You often find some people will want to know why it is so important to talk about these so called obvious details of their lives? Why is that they should talk about scenes from a life that we already know inside out? Surely recounting them won’t make any difference or change anything? Shouldn’t the therapy be focused on what is actually wrong or going wrong or causing the problem?
In the first place, therapy is not trying to change things that happened because there is no way of doing that. What it is trying to change, is our view or perception or understanding or or relationship to those same things. Focusing exclusively on the problem, as it presents itself, is usually a sure way of picking up the wrong end of the stick. What most therapists will tell you is that the act of describing an emotional problem is only half the story when it comes to finding a solution. Someone suffering from anxiety, say, is in the grip of a fear that is there all the time. Describing the many and different ways that this fear manifests becomes a self-defeating exercise. The inventive ways that the psyche can find to be afraid, and the objects which can loom up, real or imagined, to become the cause of that fear, are as varied as the number of individuals in the world. Setting oneself up to describe all these variations and to look for answers in them is a recipe for disappointment.
Psychoanalytic psychotherapy operates on the basis that a person experiences these things, and many other and varied kinds of symptoms and disorders, as a result of their life experiences and the way they have either accepted or rejected those experiences. The answer is not to be found in the end result of these experiences but in the primary experiences themselves, no matter how small or insignificant.

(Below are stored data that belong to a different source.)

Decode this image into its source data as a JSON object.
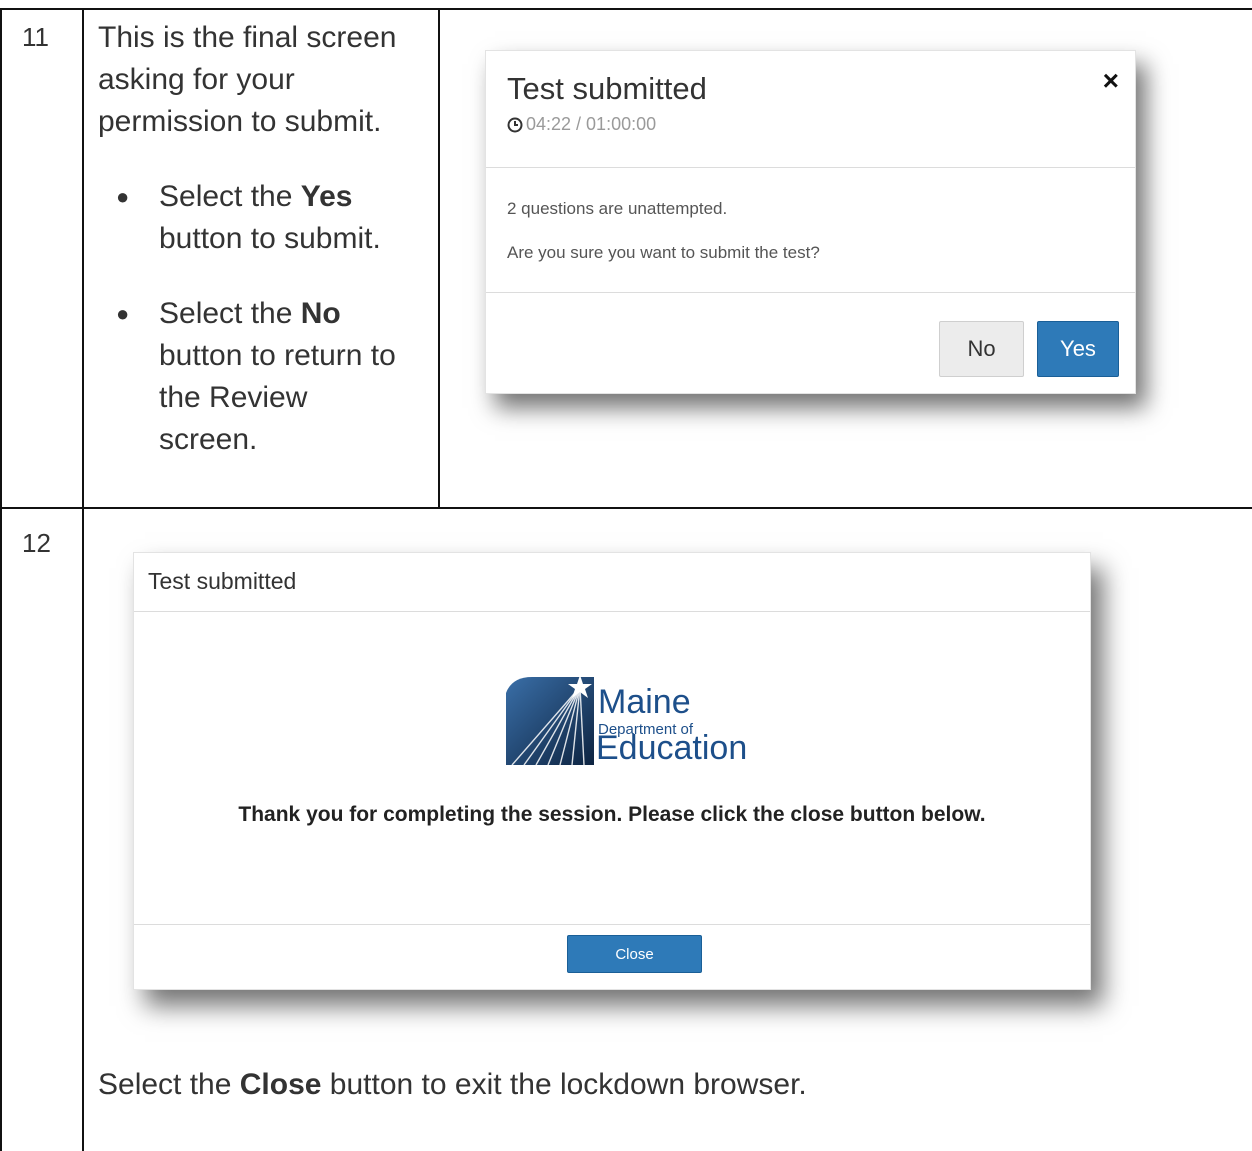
{
  "step11": {
    "number": "11",
    "intro": [
      "This is the final screen",
      "asking for your",
      "permission to submit."
    ],
    "bullet1": {
      "prefix": "Select the ",
      "bold": "Yes",
      "rest": "button to submit."
    },
    "bullet2": {
      "prefix": "Select the ",
      "bold": "No",
      "rest1": "button to return to",
      "rest2": "the Review",
      "rest3": "screen."
    },
    "dialog": {
      "title": "Test submitted",
      "timer": "04:22 / 01:00:00",
      "close_glyph": "×",
      "message1": "2 questions are unattempted.",
      "message2": "Are you sure you want to submit the test?",
      "no_label": "No",
      "yes_label": "Yes"
    }
  },
  "step12": {
    "number": "12",
    "dialog": {
      "title": "Test submitted",
      "logo": {
        "line1": "Maine",
        "line2": "Department of",
        "line3": "Education"
      },
      "message": "Thank you for completing the session.  Please click the close button below.",
      "close_label": "Close"
    },
    "instruction": {
      "prefix": "Select the ",
      "bold": "Close",
      "rest": " button to exit the lockdown browser."
    }
  },
  "colors": {
    "primary_button": "#2e7ab8",
    "logo_blue": "#1d4f8a"
  }
}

The hard part is staying focused on talking about these often incidental details of our lives. The tendency is to retreat into generalizations, and vagueness and conceptual fuzziness. The test of this is to ask yourself to give an example, a situation or a scene that actually happened in your life that could describe what it is you are trying to say in a general way. That is not as easy as it sounds but persevere because the answer lies in the specifics.
Why? Because the actual things that happened to us or the actual things that were said to us, or the actual ideas that we had about others around us are, no matter how trivial they might seem, specific to us and only us. It doesn’t matter if others might remember things differently or put a different interpretation on things that happened. It is the memory we have, the perception we have, the interpretation we have of real events or situations that really happened to us. And don’t get me wrong, even therapists undergoing therapy fall into this same trap. It is easier to be general and vague and fuzzy with the details.
But the only way of truly examining a lot of our preconceptions about ourselves, our assumptions about who we are and how we came to be where we are today, is to deal with specifics, to focus on things that actually happened and to paint as accurately as we can our place in them. We are unique in that our set of experiences, even if we share many of them with others, are different and specific to us. Psychoanalytic psychotherapy and psychoanalysis give centre stage to this specificity. When we take this notion fully on board then at least we have something concrete to work on.